En raison du conflit, la population soudanaise souffre de la pire famine au monde telle que décrite par l’ONU. Alors que les RSF ont été accusées de piller les stocks humanitaires, les États-Unis et les groupes humanitaires ont accusé les SAF d’empêcher l’aide alimentaire d’entrer dans le pays. L’organisation caritative internationale Médecins sans frontières déplore que dans un camp de réfugiés du Nord Darfour, un enfant meure de malnutrition toutes les deux heures.
Enfin, c’est un génocide semblable à celui du Rwanda de 1994 – une comparaison poignante faite par la conseillère spéciale pour la prévention du génocide, Mme Nderitu – est perpétré par RSF. Les anciennes cibles des « diables à cheval » sont désormais les cibles des Forces de soutien rapide dans une tentative brutale d’anéantir la population non arabe du Darfour occidental.

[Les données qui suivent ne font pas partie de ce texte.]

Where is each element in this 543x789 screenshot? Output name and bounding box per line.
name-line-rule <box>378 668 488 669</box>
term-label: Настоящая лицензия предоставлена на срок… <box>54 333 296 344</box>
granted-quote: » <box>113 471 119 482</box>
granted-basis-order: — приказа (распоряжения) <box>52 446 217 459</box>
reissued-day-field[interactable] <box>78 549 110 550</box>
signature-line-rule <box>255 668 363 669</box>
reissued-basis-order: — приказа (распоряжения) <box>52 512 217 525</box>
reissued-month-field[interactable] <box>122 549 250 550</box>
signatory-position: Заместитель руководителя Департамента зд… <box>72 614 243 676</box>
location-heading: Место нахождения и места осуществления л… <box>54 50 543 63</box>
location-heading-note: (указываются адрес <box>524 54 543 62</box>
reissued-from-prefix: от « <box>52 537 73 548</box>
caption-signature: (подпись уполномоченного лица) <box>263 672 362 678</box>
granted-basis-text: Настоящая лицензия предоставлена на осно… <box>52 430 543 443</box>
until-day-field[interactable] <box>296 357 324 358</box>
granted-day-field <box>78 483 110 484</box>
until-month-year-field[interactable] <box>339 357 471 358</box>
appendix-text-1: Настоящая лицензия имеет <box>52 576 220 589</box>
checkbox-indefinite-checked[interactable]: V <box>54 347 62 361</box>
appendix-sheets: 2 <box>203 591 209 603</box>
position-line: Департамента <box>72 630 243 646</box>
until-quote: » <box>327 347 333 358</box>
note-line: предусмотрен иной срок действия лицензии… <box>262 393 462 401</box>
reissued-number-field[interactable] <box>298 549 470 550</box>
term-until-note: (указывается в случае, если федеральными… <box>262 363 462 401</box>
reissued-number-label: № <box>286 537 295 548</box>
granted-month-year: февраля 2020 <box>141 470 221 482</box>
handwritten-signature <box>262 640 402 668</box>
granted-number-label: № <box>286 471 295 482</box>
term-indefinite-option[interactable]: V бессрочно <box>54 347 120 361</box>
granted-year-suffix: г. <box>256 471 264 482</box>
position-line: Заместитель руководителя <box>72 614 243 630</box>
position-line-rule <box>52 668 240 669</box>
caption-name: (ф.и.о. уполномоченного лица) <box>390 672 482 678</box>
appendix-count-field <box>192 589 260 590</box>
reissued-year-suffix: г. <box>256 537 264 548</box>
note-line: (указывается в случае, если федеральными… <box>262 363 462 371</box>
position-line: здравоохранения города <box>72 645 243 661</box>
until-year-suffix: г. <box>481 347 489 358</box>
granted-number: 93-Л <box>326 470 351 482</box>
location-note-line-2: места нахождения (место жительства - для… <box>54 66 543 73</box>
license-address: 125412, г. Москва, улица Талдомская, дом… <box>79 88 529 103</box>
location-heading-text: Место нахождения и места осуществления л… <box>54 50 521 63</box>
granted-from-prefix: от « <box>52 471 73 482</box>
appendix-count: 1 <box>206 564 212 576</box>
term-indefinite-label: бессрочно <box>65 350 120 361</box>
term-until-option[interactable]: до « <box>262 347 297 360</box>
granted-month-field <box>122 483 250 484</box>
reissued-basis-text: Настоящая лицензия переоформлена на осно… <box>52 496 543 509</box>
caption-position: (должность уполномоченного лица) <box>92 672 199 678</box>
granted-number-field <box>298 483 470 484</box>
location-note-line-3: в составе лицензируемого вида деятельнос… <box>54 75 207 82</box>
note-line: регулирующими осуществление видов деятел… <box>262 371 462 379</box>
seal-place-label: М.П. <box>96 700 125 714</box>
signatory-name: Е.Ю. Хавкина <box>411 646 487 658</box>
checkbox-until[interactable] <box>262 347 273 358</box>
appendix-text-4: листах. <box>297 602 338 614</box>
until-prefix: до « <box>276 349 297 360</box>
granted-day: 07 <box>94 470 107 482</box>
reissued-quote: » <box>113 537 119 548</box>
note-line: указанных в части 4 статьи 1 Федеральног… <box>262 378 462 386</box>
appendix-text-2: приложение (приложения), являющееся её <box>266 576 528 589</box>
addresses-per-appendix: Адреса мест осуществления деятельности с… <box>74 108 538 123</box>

La violence contre les Masalit et d’autres groupes non arabes perpétrée par RSF a augmenté depuis avril de l’année dernière. On suppose que la guerre entre les SAF et les RSF a fourni une couverture aux RSF et aux forces alliées pour commettre un génocide au Darfour.

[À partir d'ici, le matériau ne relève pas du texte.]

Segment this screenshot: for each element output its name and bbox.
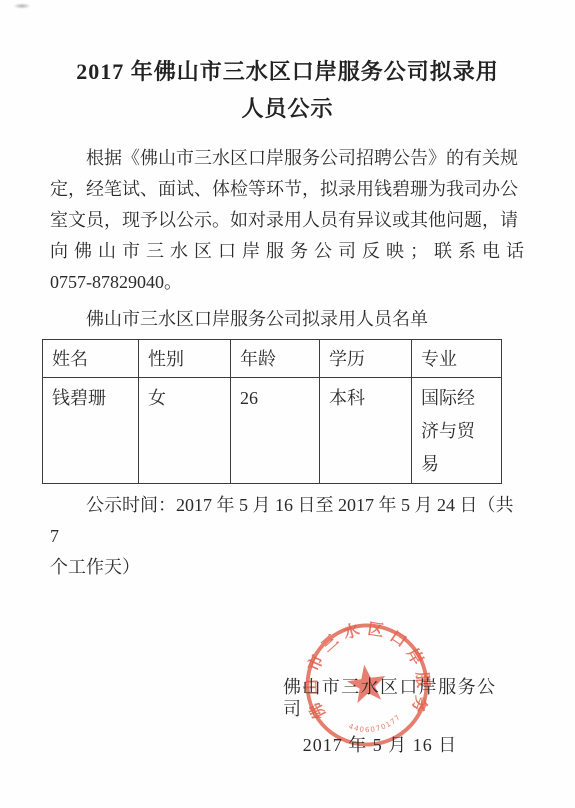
title-line-2: 人员公示 <box>0 90 575 127</box>
title-line-1: 2017 年佛山市三水区口岸服务公司拟录用 <box>0 53 575 90</box>
roster-table: 姓名 性别 年龄 学历 专业 钱碧珊 女 26 本科 国际经济与贸易 <box>42 339 502 484</box>
cell-age: 26 <box>231 378 320 484</box>
cell-major: 国际经济与贸易 <box>412 378 502 484</box>
cell-education: 本科 <box>320 378 412 484</box>
period-line-2: 个工作天） <box>50 552 524 583</box>
signature-company: 佛山市三水区口岸服务公司 <box>283 676 495 720</box>
scan-speck <box>13 3 31 9</box>
header-name: 姓名 <box>43 340 139 378</box>
publicity-period: 公示时间：2017 年 5 月 16 日至 2017 年 5 月 24 日（共 … <box>50 490 524 583</box>
header-major: 专业 <box>412 340 502 378</box>
body-line: 室文员，现予以公示。如对录用人员有异议或其他问题，请 <box>50 205 524 236</box>
period-line-1: 公示时间：2017 年 5 月 16 日至 2017 年 5 月 24 日（共 … <box>50 490 524 552</box>
header-education: 学历 <box>320 340 412 378</box>
document-title: 2017 年佛山市三水区口岸服务公司拟录用 人员公示 <box>0 53 575 127</box>
document-page: 2017 年佛山市三水区口岸服务公司拟录用 人员公示 根据《佛山市三水区口岸服务… <box>0 0 575 808</box>
body-line: 定，经笔试、面试、体检等环节，拟录用钱碧珊为我司办公 <box>50 174 524 205</box>
cell-name: 钱碧珊 <box>43 378 139 484</box>
header-age: 年龄 <box>231 340 320 378</box>
body-line: 向佛山市三水区口岸服务公司反映；联系电话 <box>50 236 524 267</box>
signature-date: 2017 年 5 月 16 日 <box>283 734 477 756</box>
header-gender: 性别 <box>139 340 231 378</box>
signature-block: 佛山市三水区口岸服务公司 2017 年 5 月 16 日 <box>283 676 495 756</box>
document-body: 根据《佛山市三水区口岸服务公司招聘公告》的有关规 定，经笔试、面试、体检等环节，… <box>50 143 524 583</box>
body-line-phone: 0757-87829040。 <box>50 267 524 298</box>
roster-caption: 佛山市三水区口岸服务公司拟录用人员名单 <box>50 304 524 335</box>
table-header-row: 姓名 性别 年龄 学历 专业 <box>43 340 502 378</box>
body-line: 根据《佛山市三水区口岸服务公司招聘公告》的有关规 <box>50 143 524 174</box>
cell-gender: 女 <box>139 378 231 484</box>
table-row: 钱碧珊 女 26 本科 国际经济与贸易 <box>43 378 502 484</box>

Le génocide au Soudan s’intensifie en 2024
Dans sa convention de 1948, les Nations Unies ont décrit le génocide comme « un fléau odieux » qui doit être éradiqué. Il définit le génocide comme « les actes commis dans l’intention de détruire, en tout ou en partie, un groupe national, ethnique, racial ou religieux ».
En juin de l’année dernière, Khamis Abakar, un haut gouverneur du Darfour, a accusé les RSF d’avoir commis un génocide. Cela faisait suite à des tortures massives, des viols et des pillages de villes du Darfour occidental par RSF, où des milliers de personnes ont été tuées en quelques jours. Des images vidéo du même jour montraient un groupe d’hommes armés, certains portant des uniformes de RSF, arrêtant le gouverneur et quelques heures plus tard dans la journée, celui-ci était tué. Le ciblage des civils par RSF au Darfour est motivé par la haine raciale et ethnique à l’égard de la population non arabe. Les RSF commettent un génocide au Soudan.
Depuis le début du conflit entre les RSF et les SAF, les groupes de défense des droits ont documenté et signalé des attaques constantes des RSF et des milices alliées contre les Masalit non arabes au Darfour. Un rapport récemment publié par Human Rights Watch a qualifié les attaques menées par RSF contre la tribu Masalit et d’autres groupes non arabes entre avril et novembre 2023 de « nettoyage ethnique ».
Il indique également comment les combattants de RSF ont utilisé des insultes racistes contre les Masalit et d’autres peuples non arabes du Darfour, leur disant que cette terre était « la terre des Arabes ». Depuis avril de l’année dernière, plus d’un demi-million de personnes ont fui le Darfour occidental vers le Tchad. Les trois quarts de ces réfugiés venaient de la ville d’El-Geneina, dans l’ouest du Darfour, où, selon les chiffres de l’ONU, au moins 15 000 personnes auraient été tuées l’année dernière.